No nos temblará el pulso para que estos malandros vayan a la cárcel“, aseguró el mandatario, que tildó de “grupo terrorista” a Voluntad Popular, el partido de Guaidó, reconocido como mandatario encargado por más de 50 países encabezados por Estados Unidos.

Maduro aseguró que fondos venezolanos bloqueados por Washington y entregados al presidente interino financian el complot, que según el ministro de Comunicación, Jorge Rodríguez, contemplaba “asesinatos selectivos” y “sabotajes” a servicios públicos.

Más temprano, Rodríguez denunció que la trama incluyó el envío de “sicarios” a Venezuela desde El Salvador, Guatemala y Honduras, con apoyo del presidente colombiano, Iván Duque.

El régimen venezolano señala como “organizador” a Roberto Marrero, jefe de despacho de Guaidó, detenido el pasado jueves por el servicio de inteligencia (Sebín).

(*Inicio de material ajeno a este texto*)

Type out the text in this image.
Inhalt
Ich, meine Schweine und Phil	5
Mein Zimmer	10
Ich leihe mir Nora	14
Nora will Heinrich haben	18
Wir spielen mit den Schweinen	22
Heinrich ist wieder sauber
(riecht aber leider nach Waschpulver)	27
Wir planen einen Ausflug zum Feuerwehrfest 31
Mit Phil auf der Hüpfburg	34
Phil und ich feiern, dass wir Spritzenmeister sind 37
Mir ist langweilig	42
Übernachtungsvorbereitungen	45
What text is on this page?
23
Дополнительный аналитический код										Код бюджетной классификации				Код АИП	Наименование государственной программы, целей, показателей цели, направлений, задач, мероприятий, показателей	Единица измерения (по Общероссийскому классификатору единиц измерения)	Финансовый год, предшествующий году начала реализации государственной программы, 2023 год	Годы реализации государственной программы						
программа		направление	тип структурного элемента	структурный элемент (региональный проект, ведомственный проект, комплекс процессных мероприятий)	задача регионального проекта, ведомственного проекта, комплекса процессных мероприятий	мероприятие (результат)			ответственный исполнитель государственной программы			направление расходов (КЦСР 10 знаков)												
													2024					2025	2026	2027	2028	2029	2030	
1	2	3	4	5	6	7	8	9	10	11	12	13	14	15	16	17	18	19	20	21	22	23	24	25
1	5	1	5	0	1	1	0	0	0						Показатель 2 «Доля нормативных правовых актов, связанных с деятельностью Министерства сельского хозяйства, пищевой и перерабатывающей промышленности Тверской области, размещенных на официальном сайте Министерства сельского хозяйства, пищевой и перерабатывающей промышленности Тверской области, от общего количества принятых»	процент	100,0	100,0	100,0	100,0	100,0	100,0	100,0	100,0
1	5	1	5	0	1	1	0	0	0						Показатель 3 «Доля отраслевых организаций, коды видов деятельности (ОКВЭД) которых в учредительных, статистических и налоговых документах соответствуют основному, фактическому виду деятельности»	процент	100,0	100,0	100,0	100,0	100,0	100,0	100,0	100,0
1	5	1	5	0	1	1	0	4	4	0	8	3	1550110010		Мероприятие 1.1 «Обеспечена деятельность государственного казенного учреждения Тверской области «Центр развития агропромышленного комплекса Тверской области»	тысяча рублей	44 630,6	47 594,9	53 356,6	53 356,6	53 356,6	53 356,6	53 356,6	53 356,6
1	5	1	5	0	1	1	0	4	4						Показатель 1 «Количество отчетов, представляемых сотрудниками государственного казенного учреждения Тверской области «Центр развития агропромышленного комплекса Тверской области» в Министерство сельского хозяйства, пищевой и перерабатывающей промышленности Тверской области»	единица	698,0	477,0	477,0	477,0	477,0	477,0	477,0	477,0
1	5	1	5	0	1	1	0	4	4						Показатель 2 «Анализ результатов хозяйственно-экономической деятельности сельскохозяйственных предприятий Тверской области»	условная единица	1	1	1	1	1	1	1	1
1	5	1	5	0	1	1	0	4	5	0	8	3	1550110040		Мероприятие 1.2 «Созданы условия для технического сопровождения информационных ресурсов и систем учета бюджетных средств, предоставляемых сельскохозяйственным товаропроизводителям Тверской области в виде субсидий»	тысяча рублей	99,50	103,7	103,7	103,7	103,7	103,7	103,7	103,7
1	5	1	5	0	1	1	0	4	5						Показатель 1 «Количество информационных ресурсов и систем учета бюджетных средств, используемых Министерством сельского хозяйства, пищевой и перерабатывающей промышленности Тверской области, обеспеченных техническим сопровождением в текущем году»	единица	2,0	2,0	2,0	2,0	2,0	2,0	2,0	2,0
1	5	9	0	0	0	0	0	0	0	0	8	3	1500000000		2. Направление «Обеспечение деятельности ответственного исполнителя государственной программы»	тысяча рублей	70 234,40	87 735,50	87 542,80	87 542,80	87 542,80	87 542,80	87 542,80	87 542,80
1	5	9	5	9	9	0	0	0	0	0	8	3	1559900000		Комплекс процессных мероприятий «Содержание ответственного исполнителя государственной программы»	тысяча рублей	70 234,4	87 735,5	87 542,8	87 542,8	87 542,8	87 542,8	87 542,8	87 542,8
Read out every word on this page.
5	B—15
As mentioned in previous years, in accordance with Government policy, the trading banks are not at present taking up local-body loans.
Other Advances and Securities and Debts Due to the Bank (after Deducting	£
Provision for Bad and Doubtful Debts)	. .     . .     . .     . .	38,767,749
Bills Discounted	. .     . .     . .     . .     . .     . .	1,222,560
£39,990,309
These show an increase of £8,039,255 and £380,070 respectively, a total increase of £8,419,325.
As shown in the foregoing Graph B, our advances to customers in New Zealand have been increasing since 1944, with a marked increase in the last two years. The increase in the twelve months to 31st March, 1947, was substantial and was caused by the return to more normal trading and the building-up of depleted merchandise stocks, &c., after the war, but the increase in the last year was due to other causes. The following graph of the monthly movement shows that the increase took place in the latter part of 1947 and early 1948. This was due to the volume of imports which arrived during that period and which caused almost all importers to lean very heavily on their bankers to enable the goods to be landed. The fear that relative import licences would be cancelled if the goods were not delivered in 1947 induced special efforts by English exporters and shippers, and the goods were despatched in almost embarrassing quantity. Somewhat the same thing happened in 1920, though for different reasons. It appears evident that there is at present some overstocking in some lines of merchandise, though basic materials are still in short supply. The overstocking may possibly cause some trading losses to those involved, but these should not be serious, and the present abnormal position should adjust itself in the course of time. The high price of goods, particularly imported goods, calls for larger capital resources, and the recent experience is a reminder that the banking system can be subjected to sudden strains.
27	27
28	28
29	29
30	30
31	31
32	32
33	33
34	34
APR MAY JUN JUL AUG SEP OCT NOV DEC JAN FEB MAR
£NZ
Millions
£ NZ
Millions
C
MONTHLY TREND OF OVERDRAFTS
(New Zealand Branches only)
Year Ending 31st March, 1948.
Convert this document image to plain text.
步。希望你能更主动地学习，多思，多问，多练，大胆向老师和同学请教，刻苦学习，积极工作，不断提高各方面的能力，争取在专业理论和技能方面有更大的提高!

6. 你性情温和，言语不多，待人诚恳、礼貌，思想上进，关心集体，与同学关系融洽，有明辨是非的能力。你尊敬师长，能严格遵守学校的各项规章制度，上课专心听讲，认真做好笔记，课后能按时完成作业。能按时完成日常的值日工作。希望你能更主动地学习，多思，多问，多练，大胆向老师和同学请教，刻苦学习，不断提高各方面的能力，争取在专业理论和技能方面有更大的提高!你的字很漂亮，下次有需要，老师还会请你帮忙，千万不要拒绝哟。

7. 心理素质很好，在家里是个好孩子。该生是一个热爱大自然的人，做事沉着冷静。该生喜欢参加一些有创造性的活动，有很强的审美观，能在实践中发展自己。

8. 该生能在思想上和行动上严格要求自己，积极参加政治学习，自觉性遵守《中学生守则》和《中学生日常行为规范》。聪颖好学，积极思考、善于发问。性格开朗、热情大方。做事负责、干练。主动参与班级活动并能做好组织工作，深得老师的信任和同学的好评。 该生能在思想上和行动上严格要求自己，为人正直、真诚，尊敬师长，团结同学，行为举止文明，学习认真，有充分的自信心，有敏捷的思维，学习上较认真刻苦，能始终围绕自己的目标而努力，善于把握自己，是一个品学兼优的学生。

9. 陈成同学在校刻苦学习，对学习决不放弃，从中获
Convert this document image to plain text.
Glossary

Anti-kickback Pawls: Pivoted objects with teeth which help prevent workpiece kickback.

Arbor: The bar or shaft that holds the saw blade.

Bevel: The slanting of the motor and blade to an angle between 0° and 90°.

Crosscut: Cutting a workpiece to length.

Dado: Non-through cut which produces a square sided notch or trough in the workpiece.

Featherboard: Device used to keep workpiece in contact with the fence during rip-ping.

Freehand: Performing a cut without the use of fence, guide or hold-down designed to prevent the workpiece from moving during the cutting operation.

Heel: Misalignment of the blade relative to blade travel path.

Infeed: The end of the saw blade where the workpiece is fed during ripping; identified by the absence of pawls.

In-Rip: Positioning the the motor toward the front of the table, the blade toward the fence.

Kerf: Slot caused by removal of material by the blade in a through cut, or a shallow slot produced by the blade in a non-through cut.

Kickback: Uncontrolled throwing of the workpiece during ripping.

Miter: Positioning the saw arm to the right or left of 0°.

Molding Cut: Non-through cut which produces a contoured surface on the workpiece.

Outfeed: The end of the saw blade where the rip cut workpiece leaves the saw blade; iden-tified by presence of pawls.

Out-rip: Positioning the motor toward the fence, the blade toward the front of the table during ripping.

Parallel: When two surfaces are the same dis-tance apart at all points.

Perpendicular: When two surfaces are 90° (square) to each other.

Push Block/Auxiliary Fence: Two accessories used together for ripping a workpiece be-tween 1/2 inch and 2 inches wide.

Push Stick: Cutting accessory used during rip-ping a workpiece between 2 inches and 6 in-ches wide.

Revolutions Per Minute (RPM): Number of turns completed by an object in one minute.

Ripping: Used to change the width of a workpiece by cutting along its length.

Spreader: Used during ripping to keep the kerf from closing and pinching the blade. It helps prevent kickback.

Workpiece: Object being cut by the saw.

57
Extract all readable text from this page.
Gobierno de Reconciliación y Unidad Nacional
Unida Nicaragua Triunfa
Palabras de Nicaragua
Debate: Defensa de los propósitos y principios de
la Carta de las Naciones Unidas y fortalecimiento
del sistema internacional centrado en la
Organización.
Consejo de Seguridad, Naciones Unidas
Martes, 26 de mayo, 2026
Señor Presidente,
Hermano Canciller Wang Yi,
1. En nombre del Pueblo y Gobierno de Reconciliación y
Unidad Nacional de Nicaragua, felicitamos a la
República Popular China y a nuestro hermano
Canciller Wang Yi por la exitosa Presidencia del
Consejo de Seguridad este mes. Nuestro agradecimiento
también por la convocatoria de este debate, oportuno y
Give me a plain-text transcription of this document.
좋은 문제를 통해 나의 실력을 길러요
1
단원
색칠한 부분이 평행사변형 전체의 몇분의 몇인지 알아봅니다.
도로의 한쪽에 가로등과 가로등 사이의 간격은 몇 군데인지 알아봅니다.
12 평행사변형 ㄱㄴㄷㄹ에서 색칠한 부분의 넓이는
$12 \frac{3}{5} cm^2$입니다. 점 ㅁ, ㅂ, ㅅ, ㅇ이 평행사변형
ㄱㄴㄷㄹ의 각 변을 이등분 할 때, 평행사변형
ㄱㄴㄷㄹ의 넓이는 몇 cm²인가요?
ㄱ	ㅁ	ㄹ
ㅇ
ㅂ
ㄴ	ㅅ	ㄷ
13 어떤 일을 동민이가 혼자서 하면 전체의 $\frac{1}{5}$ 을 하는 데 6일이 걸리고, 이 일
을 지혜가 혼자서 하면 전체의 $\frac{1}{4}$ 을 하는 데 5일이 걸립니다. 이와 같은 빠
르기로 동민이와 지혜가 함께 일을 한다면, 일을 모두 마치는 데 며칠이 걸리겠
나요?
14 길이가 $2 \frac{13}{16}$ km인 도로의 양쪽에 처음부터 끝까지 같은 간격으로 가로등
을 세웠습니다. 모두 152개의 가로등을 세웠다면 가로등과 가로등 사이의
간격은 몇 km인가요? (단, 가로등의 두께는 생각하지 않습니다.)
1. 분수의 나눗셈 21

Rodríguez difundió capturas de pantalla de supuestas conversaciones en Whatsapp entre Marrero y Guaidó en las que -dijo- se coordinó usar 1.000 millones de dólares en fondos bloqueados para financiar grupos irregulares.

“Le dice el señor Marrero al señor Guaidó: Pídele a Duque, suponemos que se refiere a Iván Duque (…), una ONG para canalizar los fondos”, aseguró el ministro, citando un fragmento que alude a un supuesto compromiso para pagar “sicarios”.

Maduro anunció que un “jefe paramilitar” colombiano fue capturado en Venezuela y que su testimonio aporta “pruebas”. Rodríguez lo identificó como Wilfrido Torres.